Thanks for the reminder, LC. I should have mentioned earlier that the current system is a lot more transparent than the one pre-Tide Pride. Before, it was about who you knew, and how close that person was to Coach (or to people who were close to coach -- think degrees of separation from Kevin Bacon) than it was about anything else.This has been going on for decades.. My first Alabama tickets, all through the 60s, 70s, and 80s, came from a friend of the family who was a State Represetative who pulled for Auburn. He received order blanks for both and gave us the Alabama tickets.
I not saying it was right, but it has been part of college football since the beginning...
Believe it or not, it's actually easier for the unconnected fan to get tickets now than it was then. You just write a check. Yes, it's a big one, and no it's not a lot of fun, and yes it's out of the reach of a lot of people who profess to be bigger fans than others who actually have tickets. But you have a choice....pay the money and get the tickets, or don't write the check and scramble and #*()$& and moan about not having them.
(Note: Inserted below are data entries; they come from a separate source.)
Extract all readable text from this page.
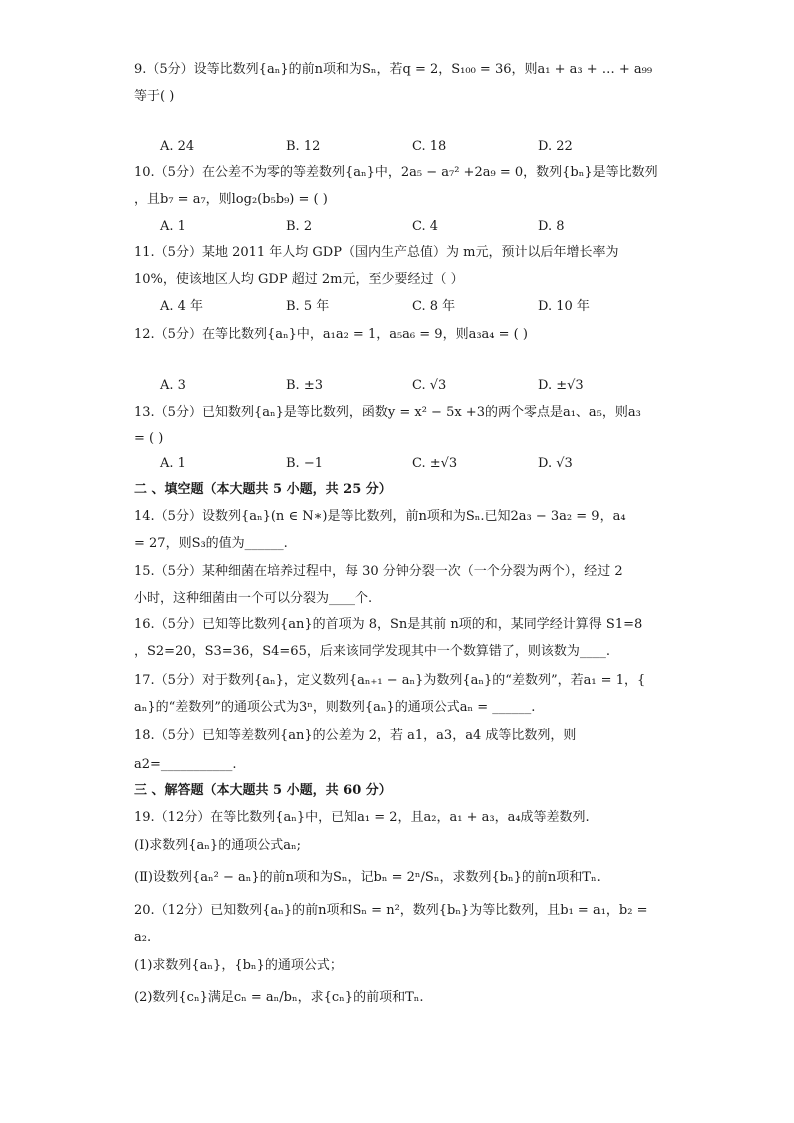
9.（5分）设等比数列{aₙ}的前n项和为Sₙ，若q = 2，S₁₀₀ = 36，则a₁ + a₃ + … + a₉₉
等于( )
A. 24	B. 12	C. 18	D. 22
10.（5分）在公差不为零的等差数列{aₙ}中，2a₅ − a₇² +2a₉ = 0，数列{bₙ}是等比数列
，且b₇ = a₇，则log₂(b₅b₉) = ( )
A. 1	B. 2	C. 4	D. 8
11.（5分）某地 2011 年人均 GDP（国内生产总值）为 m元，预计以后年增长率为
10%，使该地区人均 GDP 超过 2m元，至少要经过（ ）
A. 4 年	B. 5 年	C. 8 年	D. 10 年
12.（5分）在等比数列{aₙ}中，a₁a₂ = 1，a₅a₆ = 9，则a₃a₄ = ( )
A. 3	B. ±3	C. √3	D. ±√3
13.（5分）已知数列{aₙ}是等比数列，函数y = x² − 5x +3的两个零点是a₁、a₅，则a₃
= ( )
A. 1	B. −1	C. ±√3	D. √3
二 、填空题（本大题共 5 小题，共 25 分）
14.（5分）设数列{aₙ}(n ∈ N∗)是等比数列，前n项和为Sₙ.已知2a₃ − 3a₂ = 9，a₄
= 27，则S₃的值为______.
15.（5分）某种细菌在培养过程中，每 30 分钟分裂一次（一个分裂为两个），经过 2
小时，这种细菌由一个可以分裂为____个.
16.（5分）已知等比数列{an}的首项为 8，Sn是其前 n项的和，某同学经计算得 S1=8
，S2=20，S3=36，S4=65，后来该同学发现其中一个数算错了，则该数为____.
17.（5分）对于数列{aₙ}，定义数列{aₙ₊₁ − aₙ}为数列{aₙ}的“差数列”，若a₁ = 1，{
aₙ}的“差数列”的通项公式为3ⁿ，则数列{aₙ}的通项公式aₙ = ______.
18.（5分）已知等差数列{an}的公差为 2，若 a1，a3，a4 成等比数列，则
a2=___________.
三 、解答题（本大题共 5 小题，共 60 分）
19.（12分）在等比数列{aₙ}中，已知a₁ = 2，且a₂，a₁ + a₃，a₄成等差数列.
(Ⅰ)求数列{aₙ}的通项公式aₙ;
(Ⅱ)设数列{aₙ² − aₙ}的前n项和为Sₙ，记bₙ = 2ⁿ/Sₙ，求数列{bₙ}的前n项和Tₙ.
20.（12分）已知数列{aₙ}的前n项和Sₙ = n²，数列{bₙ}为等比数列，且b₁ = a₁，b₂ =
a₂.
(1)求数列{aₙ}，{bₙ}的通项公式；
(2)数列{cₙ}满足cₙ = aₙ/bₙ，求{cₙ}的前项和Tₙ.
Make no mistake...I'm not saying that Tide Pride is entirely without its politics. No way you have a distribution system for 50,000 - 70,000 tickets when demand is twice that, and not have some. I'm just saying it's a lot less than it was in the 1970s, and it's a lot easier for an unconnected fan to see a game live, whether in person or on TV, than it was then -- when Denny Stadium had a capacity of 63,000, Legion Field was 78,000 -- and we were lucky to have 2-3 games a year on TV.
The fact that the legislature pays now actually represents progress.